As I write this blog entry, I am still struggling with breastfeeding. It never occurred to me during my pregnancy that I could have issues in this area. I figured my milk supply would come in, my baby would latch, and we would be one happy family.
Jillian was placed on my breast within minutes after I gave birth to her. She latched on great. In fact, throughout my stay at the hospital, the nurses raved about how strong her latch was.
This left me confident. Probably overly confident.
Once I got home and started to settle into a routine, my milk supply came in. I thought everything was going well, even though nursing hurt.
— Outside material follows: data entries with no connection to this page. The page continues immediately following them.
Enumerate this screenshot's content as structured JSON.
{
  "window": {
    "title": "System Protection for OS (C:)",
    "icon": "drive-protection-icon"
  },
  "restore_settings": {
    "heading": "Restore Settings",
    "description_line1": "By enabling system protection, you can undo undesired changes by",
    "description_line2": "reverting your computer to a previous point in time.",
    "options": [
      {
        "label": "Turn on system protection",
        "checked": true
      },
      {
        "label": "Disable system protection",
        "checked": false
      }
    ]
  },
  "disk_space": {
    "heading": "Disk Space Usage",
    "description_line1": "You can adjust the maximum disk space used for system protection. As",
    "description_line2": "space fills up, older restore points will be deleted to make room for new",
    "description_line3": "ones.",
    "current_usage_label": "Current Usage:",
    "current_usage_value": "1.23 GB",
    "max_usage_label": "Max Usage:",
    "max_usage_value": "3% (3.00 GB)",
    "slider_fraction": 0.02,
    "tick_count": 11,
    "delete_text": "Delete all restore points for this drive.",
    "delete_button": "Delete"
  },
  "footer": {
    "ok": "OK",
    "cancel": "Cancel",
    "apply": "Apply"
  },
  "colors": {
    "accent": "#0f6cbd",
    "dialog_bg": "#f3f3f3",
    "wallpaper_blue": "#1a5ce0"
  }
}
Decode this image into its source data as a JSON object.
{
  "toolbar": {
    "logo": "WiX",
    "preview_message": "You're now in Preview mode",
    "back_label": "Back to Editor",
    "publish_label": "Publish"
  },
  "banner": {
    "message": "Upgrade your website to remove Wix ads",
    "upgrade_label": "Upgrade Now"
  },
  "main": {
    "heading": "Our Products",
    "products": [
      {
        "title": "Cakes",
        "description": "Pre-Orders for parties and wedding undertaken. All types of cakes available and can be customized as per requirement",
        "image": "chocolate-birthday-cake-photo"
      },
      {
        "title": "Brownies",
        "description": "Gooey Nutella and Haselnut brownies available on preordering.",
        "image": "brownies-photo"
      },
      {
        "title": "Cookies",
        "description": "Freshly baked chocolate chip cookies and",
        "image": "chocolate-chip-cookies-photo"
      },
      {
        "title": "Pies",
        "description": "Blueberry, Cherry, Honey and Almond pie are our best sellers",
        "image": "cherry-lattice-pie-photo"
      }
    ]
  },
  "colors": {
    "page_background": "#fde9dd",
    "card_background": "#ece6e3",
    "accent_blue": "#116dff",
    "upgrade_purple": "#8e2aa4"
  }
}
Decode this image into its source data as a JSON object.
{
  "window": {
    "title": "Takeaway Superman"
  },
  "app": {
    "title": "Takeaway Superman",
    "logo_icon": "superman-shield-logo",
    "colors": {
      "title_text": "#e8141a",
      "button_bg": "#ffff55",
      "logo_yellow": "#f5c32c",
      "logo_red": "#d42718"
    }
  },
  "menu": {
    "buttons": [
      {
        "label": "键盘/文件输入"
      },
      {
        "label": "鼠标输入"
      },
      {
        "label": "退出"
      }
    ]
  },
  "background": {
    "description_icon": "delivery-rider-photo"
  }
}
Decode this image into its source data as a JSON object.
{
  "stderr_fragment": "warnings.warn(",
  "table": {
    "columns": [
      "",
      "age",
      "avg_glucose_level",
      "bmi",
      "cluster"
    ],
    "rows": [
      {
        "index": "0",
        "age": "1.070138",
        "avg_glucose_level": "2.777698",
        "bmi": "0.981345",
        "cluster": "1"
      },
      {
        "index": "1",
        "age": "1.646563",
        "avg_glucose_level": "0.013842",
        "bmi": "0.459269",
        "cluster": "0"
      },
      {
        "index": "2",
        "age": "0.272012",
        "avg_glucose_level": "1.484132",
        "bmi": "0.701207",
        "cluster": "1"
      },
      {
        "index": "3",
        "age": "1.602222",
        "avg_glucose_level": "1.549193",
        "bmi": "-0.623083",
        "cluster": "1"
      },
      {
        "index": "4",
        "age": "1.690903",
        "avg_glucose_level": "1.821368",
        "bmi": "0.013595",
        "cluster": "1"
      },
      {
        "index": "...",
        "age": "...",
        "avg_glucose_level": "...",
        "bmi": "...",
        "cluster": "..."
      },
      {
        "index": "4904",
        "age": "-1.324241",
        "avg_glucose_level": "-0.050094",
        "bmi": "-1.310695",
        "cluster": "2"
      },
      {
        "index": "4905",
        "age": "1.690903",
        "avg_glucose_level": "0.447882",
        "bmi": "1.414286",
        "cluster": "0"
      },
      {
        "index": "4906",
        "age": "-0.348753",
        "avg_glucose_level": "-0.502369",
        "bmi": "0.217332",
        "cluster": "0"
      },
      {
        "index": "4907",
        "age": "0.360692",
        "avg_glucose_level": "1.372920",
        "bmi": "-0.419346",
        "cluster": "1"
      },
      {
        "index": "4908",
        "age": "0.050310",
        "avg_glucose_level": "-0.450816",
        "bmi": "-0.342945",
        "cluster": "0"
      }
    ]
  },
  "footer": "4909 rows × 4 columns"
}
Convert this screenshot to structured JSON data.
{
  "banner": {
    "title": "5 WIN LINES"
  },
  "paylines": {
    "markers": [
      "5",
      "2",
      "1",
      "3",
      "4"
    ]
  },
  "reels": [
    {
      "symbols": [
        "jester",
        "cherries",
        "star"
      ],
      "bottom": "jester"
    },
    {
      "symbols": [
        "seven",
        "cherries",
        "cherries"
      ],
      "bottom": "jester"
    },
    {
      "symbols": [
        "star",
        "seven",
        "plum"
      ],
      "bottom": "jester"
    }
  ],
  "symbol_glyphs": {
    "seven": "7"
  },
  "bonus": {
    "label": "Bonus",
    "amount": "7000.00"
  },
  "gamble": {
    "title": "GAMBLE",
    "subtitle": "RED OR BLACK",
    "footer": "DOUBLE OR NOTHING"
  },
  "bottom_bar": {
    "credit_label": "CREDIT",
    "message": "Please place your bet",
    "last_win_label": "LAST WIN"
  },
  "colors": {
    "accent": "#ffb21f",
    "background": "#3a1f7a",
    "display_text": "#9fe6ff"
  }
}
I just figured that was normal.
Fast forward to Jillian's 2nd week Pediatrician appointment. I was extremely disappointed to find out that she had not gained back her original birth weight. The pediatrician suggested we supplement with formula and that we go see a lactation consultant. The words formula rattled in my brain, and I associated that word with failure. I wasn't providing enough for my daughter. I cried all the way home.
I made an appointment with a Lactation Consultant (LC) for the next day. The LC weighed Jillian, then had me feed her on the breast, then weighed her again to ascertain exactly how much milk she was getting out of me. Jillian was barely getting an ounce off of each breast. She had a decent latch, but she would get tired at the breast and start to snack. Due to this snacking my milk supply suffered. The LC advised me to start pumping after each feeding to help increase my milk supply. I was also advised to feed Jillian every 3 hours. In the meantime I would still supplement with formula or breast milk from the pump.
You can imagine what sort of crazy schedule this was.
1) Breastfeeding Jillian - 40 minutes
2) Bottle feed her breast milk or Formula - 10 minutes
3) Pumping right after - 2o minutes
Then throw in a diaper change, and 2 - 15 minute burp sessions, and cleaning the pump accessories. Then repeat all of this every 3 hours.
I was able to handle this around the clock schedule for about a week before I lost it. My milk supply did increase, but not that much. I started to get so angry and resentful; feeding my baby became a *chore*. I was mad at myself. Why was my body failing me? All of these feelings were eating me up.
Now mix all of this in with baby blues and you have one wrecked new mom.
Poor Tim. My husband was the sounding board for much of my anger and my tears. Finally we both agreed that I would exclusively pump. This would allow Tim to feed Jillian during one of the midnight feedings, and allow me to rest. This worked for a while, but the pumping every 3 hours didn't allow me any freedom.
I felt like a prisoner to my pump. I couldn't leave the house for more than an hour, not to mention, I had to time my pumping schedule with Jillian's feeding schedule so I could actually pump.
We then made another adjustment to the pumping schedule. I am no longer pumping at night. I pump right before I go to bed (between 8 pm and 10 pm), and then right after Jillian's 2nd morning feeding (between 6 am and 8 am). During the day I supplement with 2 bottles of formula. This allows me to space out my pump schedule so I can a) get some sleep, and b) get things done during the day.
Right now Jillian gets 28 ounces of food a day. 2/3 of this is breast milk and 1/3 is formula.
I read this quote on someone's blog the other day and it made me smile:
"Remember formula won't kill your baby, and breast milk won't make them fly."
My breast feeding saga still continues, but I wanted to share my story in hopes that it could help someone out there struggling with the same thing. Formula is not evil. Repeat. Formula is not evil. I think ultimately a happy mom = a happy baby. It's hard to let go of the guilt, but it slowly goes away. I promise.
If I had any advice to give I would say:
1) Make small goals. If breastfeeding is challenging, tell yourself each morning that you just need to get through today.
2) Talk to a lactation consultant right away. The nurses at the hospital are not lactation consultants. Even if your baby is latching okay, talk to one anyway.
3) Invest in a great pump. I use the Madela Advanced Pump and Style.
4) Let your partner assist in the late night feedings.
5) Do your best ---- if you can't breastfeed, it's okay. Remember that. Tell yourself you are still a great mom, because you are. Go treat yourself to a pedicure or a new pair of shoes, and remember that your baby loves you no matter what.